Member of Parliament for Gampaha District
- In office 1994–2000

Personal details
- Born: Kalupathirannehage Don Upali Gunaratne 10 March 1954 (age 72)
- Party: Sri Lanka Freedom Party
- Children: 2
- Alma mater: S. Thomas' College, Gurutalawa

= Upali Gunaratne =

Sri Lankan politician (born 1954)

Kalupathirannehage Don Upali Gunaratne (born 10 March 1954) is a Sri Lankan politician and the chief organiser of the Sri Lanka Freedom Party in the Dompe electorate. He is a senior councilman on the Western Province Council and was a member of Parliament.

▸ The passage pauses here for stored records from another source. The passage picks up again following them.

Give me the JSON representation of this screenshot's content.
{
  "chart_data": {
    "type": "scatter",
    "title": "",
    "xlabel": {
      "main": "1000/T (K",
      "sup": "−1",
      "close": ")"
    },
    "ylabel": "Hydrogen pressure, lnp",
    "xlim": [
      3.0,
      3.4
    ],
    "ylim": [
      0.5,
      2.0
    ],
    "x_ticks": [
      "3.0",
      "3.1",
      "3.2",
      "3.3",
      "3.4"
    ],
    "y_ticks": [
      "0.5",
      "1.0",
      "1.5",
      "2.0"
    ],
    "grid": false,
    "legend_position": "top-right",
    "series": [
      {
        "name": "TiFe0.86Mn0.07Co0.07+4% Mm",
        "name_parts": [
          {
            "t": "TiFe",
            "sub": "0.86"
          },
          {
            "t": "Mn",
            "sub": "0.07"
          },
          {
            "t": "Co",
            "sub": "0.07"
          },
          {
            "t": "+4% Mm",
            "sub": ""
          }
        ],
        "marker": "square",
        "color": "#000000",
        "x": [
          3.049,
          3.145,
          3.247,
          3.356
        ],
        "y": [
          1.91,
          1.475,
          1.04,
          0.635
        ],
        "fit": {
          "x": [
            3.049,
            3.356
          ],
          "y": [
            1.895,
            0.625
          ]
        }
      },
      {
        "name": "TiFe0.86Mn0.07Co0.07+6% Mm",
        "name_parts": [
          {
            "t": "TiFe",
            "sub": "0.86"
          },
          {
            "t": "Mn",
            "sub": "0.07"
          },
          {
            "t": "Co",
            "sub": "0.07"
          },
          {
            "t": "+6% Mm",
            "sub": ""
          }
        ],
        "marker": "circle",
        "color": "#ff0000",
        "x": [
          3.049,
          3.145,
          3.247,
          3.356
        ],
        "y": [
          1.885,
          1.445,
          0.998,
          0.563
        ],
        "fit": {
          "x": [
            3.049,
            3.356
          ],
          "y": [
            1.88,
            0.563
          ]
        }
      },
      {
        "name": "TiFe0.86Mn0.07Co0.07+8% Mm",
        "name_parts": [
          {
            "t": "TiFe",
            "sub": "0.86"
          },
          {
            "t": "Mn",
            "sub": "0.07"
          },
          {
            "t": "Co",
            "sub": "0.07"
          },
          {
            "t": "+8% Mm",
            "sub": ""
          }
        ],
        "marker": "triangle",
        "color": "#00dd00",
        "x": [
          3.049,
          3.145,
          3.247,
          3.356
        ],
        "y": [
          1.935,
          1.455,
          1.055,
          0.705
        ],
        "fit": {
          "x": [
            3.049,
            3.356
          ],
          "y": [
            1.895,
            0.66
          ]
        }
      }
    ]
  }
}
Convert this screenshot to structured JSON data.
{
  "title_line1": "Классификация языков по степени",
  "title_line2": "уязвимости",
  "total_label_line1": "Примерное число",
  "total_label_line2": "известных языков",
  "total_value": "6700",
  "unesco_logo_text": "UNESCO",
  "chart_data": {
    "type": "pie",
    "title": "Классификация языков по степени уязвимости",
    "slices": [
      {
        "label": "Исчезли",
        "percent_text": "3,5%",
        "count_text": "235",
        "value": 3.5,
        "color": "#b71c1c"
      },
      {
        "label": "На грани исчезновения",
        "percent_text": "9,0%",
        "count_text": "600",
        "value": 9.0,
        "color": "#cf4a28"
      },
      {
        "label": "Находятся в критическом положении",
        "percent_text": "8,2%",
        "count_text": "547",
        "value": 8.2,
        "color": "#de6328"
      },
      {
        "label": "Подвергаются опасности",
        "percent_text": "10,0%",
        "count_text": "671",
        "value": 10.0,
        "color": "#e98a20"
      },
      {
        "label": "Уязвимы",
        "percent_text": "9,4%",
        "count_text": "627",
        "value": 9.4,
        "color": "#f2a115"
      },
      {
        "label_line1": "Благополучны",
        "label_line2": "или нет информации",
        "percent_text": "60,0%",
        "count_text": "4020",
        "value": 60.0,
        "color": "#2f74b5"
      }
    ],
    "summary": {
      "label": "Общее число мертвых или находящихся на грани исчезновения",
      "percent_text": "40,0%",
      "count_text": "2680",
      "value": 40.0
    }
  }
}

In 1985, Gunaratne became one of the youngest members of the Sri Lanka Freedom Party’s Executive Committee under the patronage of Prime Minister Sirimavo Bandaranaike. At the 10th parliamentary election, held on 16 August 1994, he was elected as a Member of Parliament from Gampaha District. Gunaratne polled 55,328 votes (6.17% of the total vote). He was elected to Western Province Council in March 2009, and was a Senior Councilor representing Gampaha District. (in office 2009-2020)

Gunaratne served as chairman of the Sri Lanka Rupavahini Corporation, chairman of the Co-operative Wholesale Establishment and chairman of the National Savings Bank.

He is an old boy from S. Thomas’ College, Gurutalawa.